What the new rules offer
The new rules allow the conversion of all funds within the Solo 401 k plan to Roth. Though new, this ability is still in adherence to the American Taxpayer Relief Act of 2012.
Previously, only the following funds could be converted to Roth within the plan:
- Pre-tax amounts which have been rolled over from IRAs or any other qualified retirement plans
- Salary and employer deferral contributions under qualified circumstances or events, such as the plan owner reaching 59 ½ years old
Now, with the new regulations, the following funds can also be converted to Roth within the plan:
- All contributions from profit sharing
- All employee contributions
The plan must have the ability to make in-service distributions in order to utilize the Roth conversion feature.
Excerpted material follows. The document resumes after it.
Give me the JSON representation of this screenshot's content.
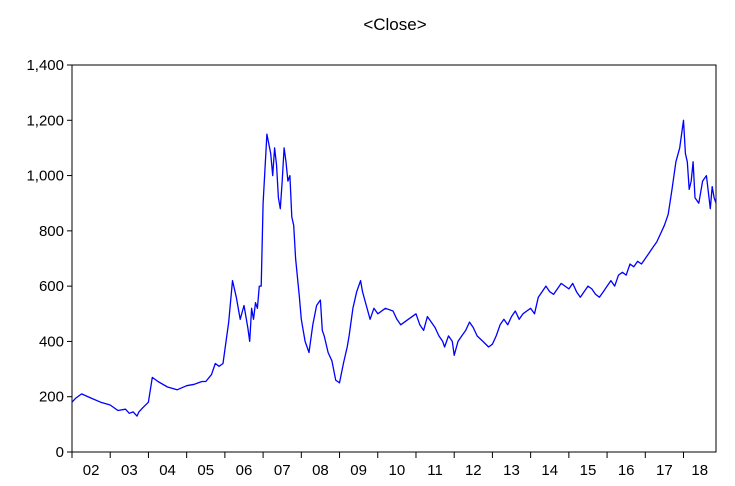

Note that the following are still considered non-eligible distribution amounts from the Solo 401 k:
- Hardship distribution
- Required minimum distribution or RMD
- Loan considered as distribution
- Corrective distribution of deferrals or excess contributions
- Solo 401 k coverage and life insurance cost
- Substantially equal payments or distribution made per year over 10 years or a lifetime
Additional notes
Note that the re-conversion of Roth funds within the plan is not allowed, unlike the traditional IRA plan. Those who wish to convert their funds must be 100% sure that this is what they want since they cannot modify or re-convert if they change their mind. It’s always recommended to check with your CPA when deciding on how to proceed with your retirement funds.